Además de su fortaleza política, Telo era también un buen estratega militar. Su participación en la Batalla de Aljubarrota junto al rey Juan I demostró su destreza en la guerra. No antes de haber examinado las condiciones ni medido las consecuencias, sino consciente de que el destino de su país estaba en juego. Telo no era un pusilánime esperando a ser aplaudido por un comité: era, en efecto, un Conde que sabía lo que estaba dispuesto a arriesgar.
Los efectos de sus decisiones perduraron más allá de sus años. ¿Telo pensaba únicamente en su bienestar personal o en el futuro de la nación?

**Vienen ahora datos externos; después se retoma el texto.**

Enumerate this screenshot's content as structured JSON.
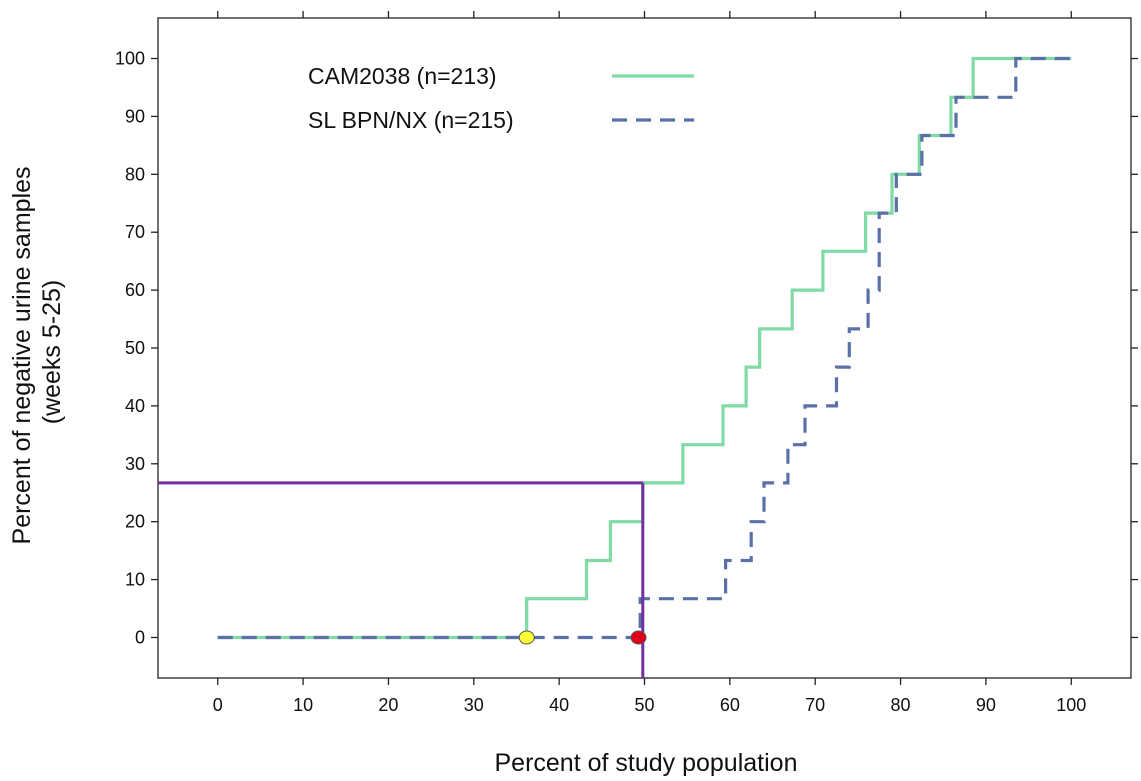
{
  "chart_data": {
    "type": "line",
    "title": "",
    "xlabel": "Percent of study population",
    "ylabel": [
      "Percent of negative urine samples",
      "(weeks 5-25)"
    ],
    "xlim": [
      -7,
      107
    ],
    "ylim": [
      -7,
      107
    ],
    "x_ticks": [
      0,
      10,
      20,
      30,
      40,
      50,
      60,
      70,
      80,
      90,
      100
    ],
    "y_ticks": [
      0,
      10,
      20,
      30,
      40,
      50,
      60,
      70,
      80,
      90,
      100
    ],
    "legend_position": "top-left",
    "series": [
      {
        "name": "CAM2038",
        "legend_label": "CAM2038    (n=213)",
        "color": "#7fdba3",
        "style": "solid",
        "x": [
          0,
          36.2,
          36.2,
          43.2,
          43.2,
          46.0,
          46.0,
          49.8,
          49.8,
          54.5,
          54.5,
          59.2,
          59.2,
          61.9,
          61.9,
          63.5,
          63.5,
          67.3,
          67.3,
          70.9,
          70.9,
          75.9,
          75.9,
          79.0,
          79.0,
          82.2,
          82.2,
          85.9,
          85.9,
          88.5,
          88.5,
          100
        ],
        "y": [
          0,
          0,
          6.7,
          6.7,
          13.3,
          13.3,
          20,
          20,
          26.7,
          26.7,
          33.3,
          33.3,
          40,
          40,
          46.7,
          46.7,
          53.3,
          53.3,
          60,
          60,
          66.7,
          66.7,
          73.3,
          73.3,
          80,
          80,
          86.7,
          86.7,
          93.3,
          93.3,
          100,
          100
        ]
      },
      {
        "name": "SL BPN/NX",
        "legend_label": "SL BPN/NX (n=215)",
        "color": "#5b6fa8",
        "style": "dashed",
        "x": [
          0,
          49.5,
          49.5,
          59.5,
          59.5,
          62.5,
          62.5,
          64.0,
          64.0,
          66.8,
          66.8,
          68.8,
          68.8,
          72.5,
          72.5,
          74.0,
          74.0,
          76.2,
          76.2,
          77.5,
          77.5,
          79.5,
          79.5,
          82.5,
          82.5,
          86.5,
          86.5,
          93.5,
          93.5,
          100
        ],
        "y": [
          0,
          0,
          6.7,
          6.7,
          13.3,
          13.3,
          20,
          20,
          26.7,
          26.7,
          33.3,
          33.3,
          40,
          40,
          46.7,
          46.7,
          53.3,
          53.3,
          60,
          60,
          73.3,
          73.3,
          80,
          80,
          86.7,
          86.7,
          93.3,
          93.3,
          100,
          100
        ]
      }
    ],
    "reference_lines": {
      "color": "#7030a0",
      "horizontal_y": 26.7,
      "vertical_x": 49.8
    },
    "markers": [
      {
        "x": 36.2,
        "y": 0,
        "color": "#ffff33"
      },
      {
        "x": 49.3,
        "y": 0,
        "color": "#e0001a"
      }
    ]
  }
}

El cariz nacionalista de su legado nos pinta un cuadro de un noble que no se entendía sino en alianza con su país. Hoy, algunos pueden llamar esto 'machismo' o 'expansionismo', pero lo que era, en realidad, es un manifiesto de amor por su tierra y una forma de proteger su cultura.
Su vida personal también merece mención. Casó en 1371 con Teresa de Albuquerque, otra personalidad de noble cuna; este matrimonio conectó aún más los destinos de Portugal y Castilla, demostrando que estaba al tanto de cómo los lazos familiares podían servir para coaliciones más grandes y de envergadura histórica. Fue un precursor de las políticas de alianzas matrimoniales que marcaron la Europa medieval.

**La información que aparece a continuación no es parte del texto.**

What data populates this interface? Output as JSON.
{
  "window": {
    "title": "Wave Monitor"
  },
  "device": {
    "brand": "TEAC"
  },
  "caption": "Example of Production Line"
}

En los mundos blandos de hoy, muchos podrían ver en João Afonso Telo un personaje con aspectos a criticar desde el punto de vista contemporáneo, como si el hombre del siglo XIV debiera ser juzgado por los valores del XXI. Telo fue, sin duda, un hombre influenciado por su época, pero su legado es una luz indeleble sobre el poder de la firmeza y el pragmatismo. Levantó un estandarte de principios que hoy sigue siendo retado más que nunca, mientras algunos optan por vaciar de significado la palabra liderazgo. Su historia merece ser contada y entendida como un reflejo de la inquebrantable relación entre historia, poder y nacionalismo. El reconocimiento del papel de hombres como Telo abre la puerta a entender pura y simplemente la resistencia y la soberanía como valores a ser defendidos, sin que sean reducidos a instrumentos de la política ideológica de cada temporada.